Die Feuerwehren sind in Not. Seit Jahren steigen die Anschaffungskosten für Fahrzeuge und andere wichtige Bestandteile für Feuerwehren. Armin Christandl, Bereichsfeuerwehrkommandant-Stellvertreter in Bad Radkersburg, sagte zuletzt im ORF Steiermark-Interview: „Also uns kommt es vor, wenn es rot ist und es steht Feuerwehr drauf, dann wird es automatisch teurer“,

Keine leichte Situation für die Blaulichtorganisation und auch nicht für Gemeinden, die die Verantwortung für die Finanzierung tragen. „Die Kostenexplosion ist ein Wahnsinn, was sich da in den letzten fünf, sechs Jahren getan hat“, sagt Gerhard Rohrer, Bürgermeister von Sankt Veit in der Südsteiermark zum ORF. Das Investment wäre wichtig, , dennoch eine Belastung.

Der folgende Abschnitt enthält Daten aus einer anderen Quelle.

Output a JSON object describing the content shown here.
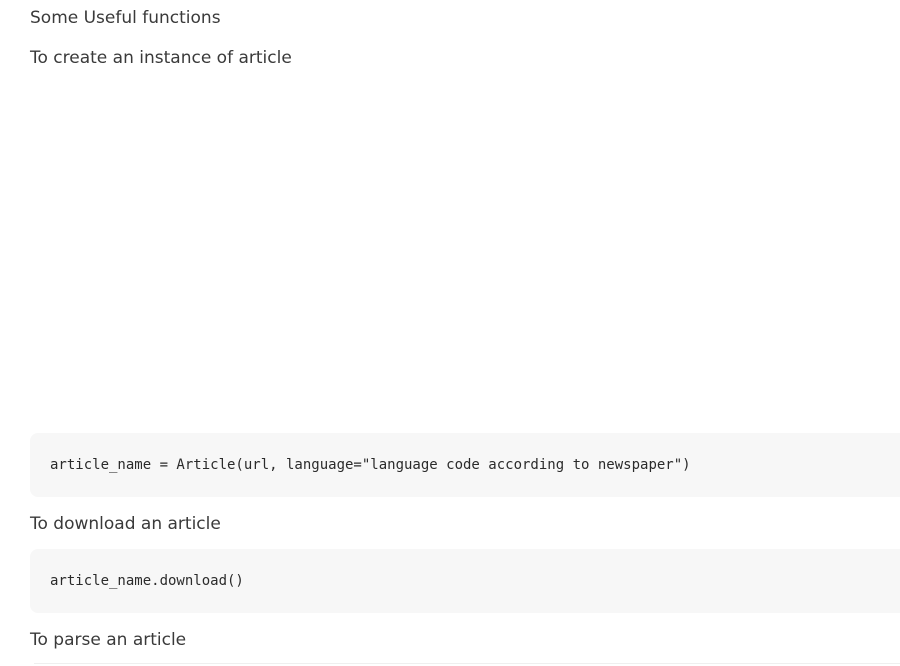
{
  "content": {
    "heading": "Some Useful functions",
    "create_instance_label": "To create an instance of article",
    "create_instance_code": "article_name = Article(url, language=\"language code according to newspaper\")",
    "download_label": "To download an article",
    "download_code": "article_name.download()",
    "parse_label": "To parse an article"
  }
}
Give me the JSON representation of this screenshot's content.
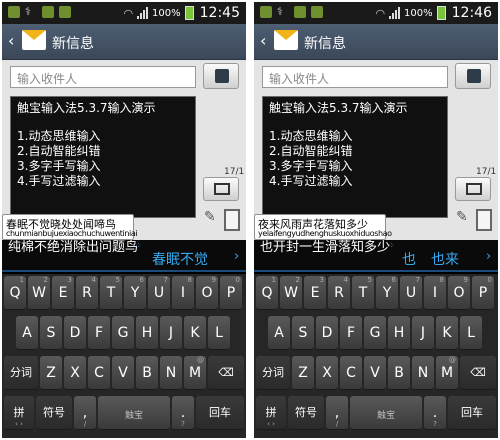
{
  "screens": [
    {
      "status": {
        "battery": "100%",
        "time": "12:45",
        "usb_glyph": "⚕"
      },
      "header": {
        "back_glyph": "‹",
        "title": "新信息"
      },
      "compose": {
        "recipient_placeholder": "输入收件人",
        "message_lines": [
          "触宝输入法5.3.7输入演示",
          "",
          "1.动态思维输入",
          "2.自动智能纠错",
          "3.多字手写输入",
          "4.手写过滤输入"
        ],
        "counter": "17/1",
        "attach_glyph": "✎"
      },
      "composition": {
        "phrase": "春眠不觉晓处处闻啼鸟",
        "pinyin": "chunmianbujuexiaochuchuwentiniai"
      },
      "candidates": {
        "main": "纯棉不绝消除出问题鸟",
        "dots": "⁘",
        "alt": [
          "春眠不觉"
        ],
        "arrow": "›"
      }
    },
    {
      "status": {
        "battery": "100%",
        "time": "12:46",
        "usb_glyph": "⚕"
      },
      "header": {
        "back_glyph": "‹",
        "title": "新信息"
      },
      "compose": {
        "recipient_placeholder": "输入收件人",
        "message_lines": [
          "触宝输入法5.3.7输入演示",
          "",
          "1.动态思维输入",
          "2.自动智能纠错",
          "3.多字手写输入",
          "4.手写过滤输入"
        ],
        "counter": "17/1",
        "attach_glyph": "✎"
      },
      "composition": {
        "phrase": "夜来风雨声花落知多少",
        "pinyin": "yelaifengyudhenghuskuoxhiduoshao"
      },
      "candidates": {
        "main": "也开封一生滑落知多少",
        "dots": "⁘",
        "alt": [
          "也",
          "也来"
        ],
        "arrow": "›"
      }
    }
  ],
  "keyboard": {
    "row1": [
      "Q",
      "W",
      "E",
      "R",
      "T",
      "Y",
      "U",
      "I",
      "O",
      "P"
    ],
    "row1_hints": [
      "1",
      "2",
      "3",
      "4",
      "5",
      "6",
      "7",
      "8",
      "9",
      "0"
    ],
    "row2": [
      "A",
      "S",
      "D",
      "F",
      "G",
      "H",
      "J",
      "K",
      "L"
    ],
    "row3": [
      "分词",
      "Z",
      "X",
      "C",
      "V",
      "B",
      "N",
      "M",
      "⌫"
    ],
    "row3_m_hint": "@",
    "row4": [
      "拼",
      "符号",
      ",",
      "触宝",
      ".",
      "回车"
    ],
    "comma_sub": "/",
    "period_sub": "?",
    "pin_sub": "‹ ›"
  },
  "icons": {
    "wifi": "wifi-icon",
    "signal": "signal-icon",
    "battery": "battery-icon",
    "contact": "contact-icon",
    "send": "send-message-icon",
    "attach": "attach-icon",
    "document": "document-icon",
    "envelope": "message-envelope-icon",
    "backspace": "backspace-icon"
  },
  "colors": {
    "title_bar": "#4e5e73",
    "candidate_alt": "#35a8f0",
    "battery": "#79c43a",
    "keyboard_bg": "#262626"
  }
}
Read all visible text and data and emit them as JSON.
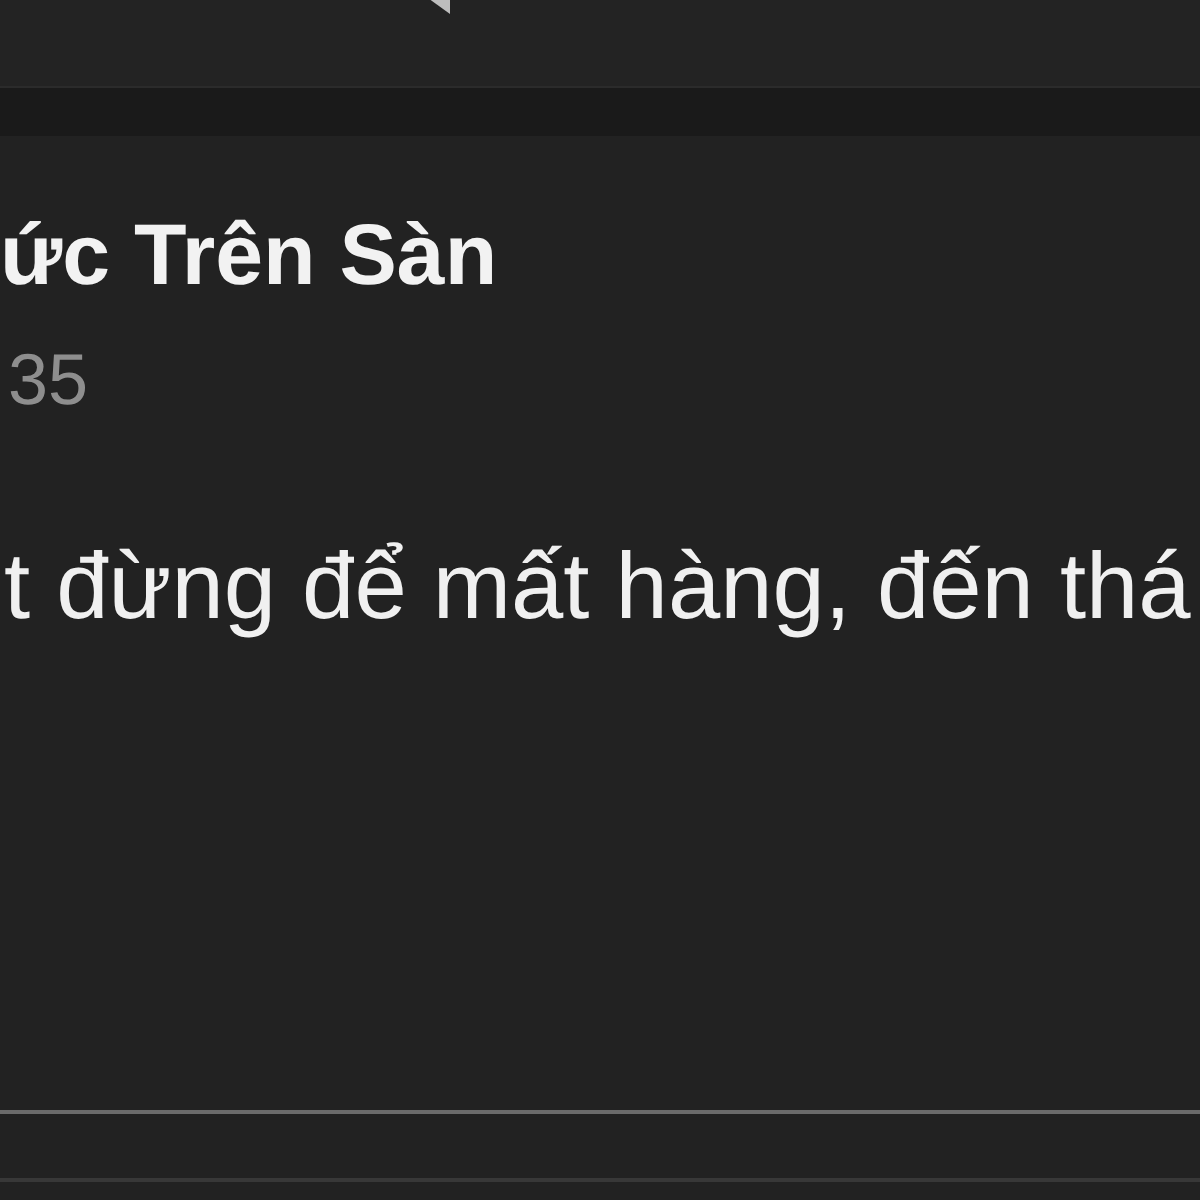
{
  "post": {
    "title": "ức Trên Sàn",
    "meta": "35",
    "body": "t đừng để mất hàng, đến thá"
  }
}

Land sponsert Feuerwehrschule mit Geräten

Christandl wünscht sich eine Mehrwertsteuer-Befreiung für die Feuerwehren. Eine Forderung, die bisher von der Politik nicht erfüllt wird. Trotzdem kommt Hilfe. Am Montagvormittag haben Landeshauptmann Mario Kunasek und Landeshauptmann-Stv. Manuela Khom neue Gerätschaften für den Katastrophenhilfsdienst an die Zivilschutzschule Steiermark in Lebring übergeben.

Der Leiter der Fachabteilung für Katastrophenschutz, Harald Eitner, Landeshauptmann-Stv. Manuela Khom, Landesfeuerwehrkommandant Reinhard Leichtfried und Landeshauptmann Mario Kunasek bei der Übergabe der neuen Gerätschaften für den Katastrophenhilfsdienst. 
Der Leiter der Fachabteilung für Katastrophenschutz, Harald Eitner, Landeshauptmann-Stv. Manuela Khom, Landesfeuerwehrkommandant Reinhard Leichtfried und Landeshauptmann Mario Kunasek bei der Übergabe der neuen Gerätschaften für den Katastrophenhilfsdienst.  © Land Steiermark/Mitteregger;

An der Dringlichkeit mangelt es nicht. Das sagt auch Harald Schaden, Waldbrandexperte der Feuerwehr . „In der Steiermark haben wir in den letzten Jahren sehr viel in der Waldbrandbekämpfung umgesetzt. Die Schulungen wurden adaptiert und auch diese Kleinlöschgeräte wurden bereits angeschafft, aber das heißt nicht, dass das jetzt ausreicht.“ Mehr Löschmittel wären jedenfalls aber noch notwendig. Allein der verheerende Waldbrand in Eisbach-Rein nördlich von Graz zeigt: Feuerwehreinsätze werden mittlerweile größer, nicht kleiner. In Eisbach-Rein waren mehr als 2300 Feuerwehrleute im Einsatz – ein neuer Rekord in der Steiermark.

Erste Teillieferung

Bei den von der Politik übergebenen Gerätschaften handelt es sich um eine erste Teillieferung aus dem insgesamt 25,5 Millionen Euro umfassenden Feuerwehr-Investitionspaket des Landes. Konkret wurden KHD-Ausrüstungen im Wert von rund 3,64 Millionen Euro angeschafft. Dazu zählen unter anderem leistungsstarke Stromaggregate, Hochwasserpumpen, Sandsackfüllmaschinen sowie ergänzende Spezialausrüstung für den Katastropheneinsatz.

Die Katastrophenhilfsdienst-Gerätschaften wurden in Lebring an die steirischen Feuerwehren übergeben. 
Die Katastrophenhilfsdienst-Gerätschaften wurden in Lebring an die steirischen Feuerwehren übergeben.  © Land Steiermark/Mitteregger;

Die neuen Gerätschaften kommen künftig in allen steirischen Regionen zum Einsatz und erweitern die Möglichkeiten der Feuerwehren insbesondere bei Hochwasserereignissen, Stromausfällen und großflächigen Schadenslagen. Die Wahrscheinlichkeit ist hoch, dass sie schon bald in Einsatz kommen.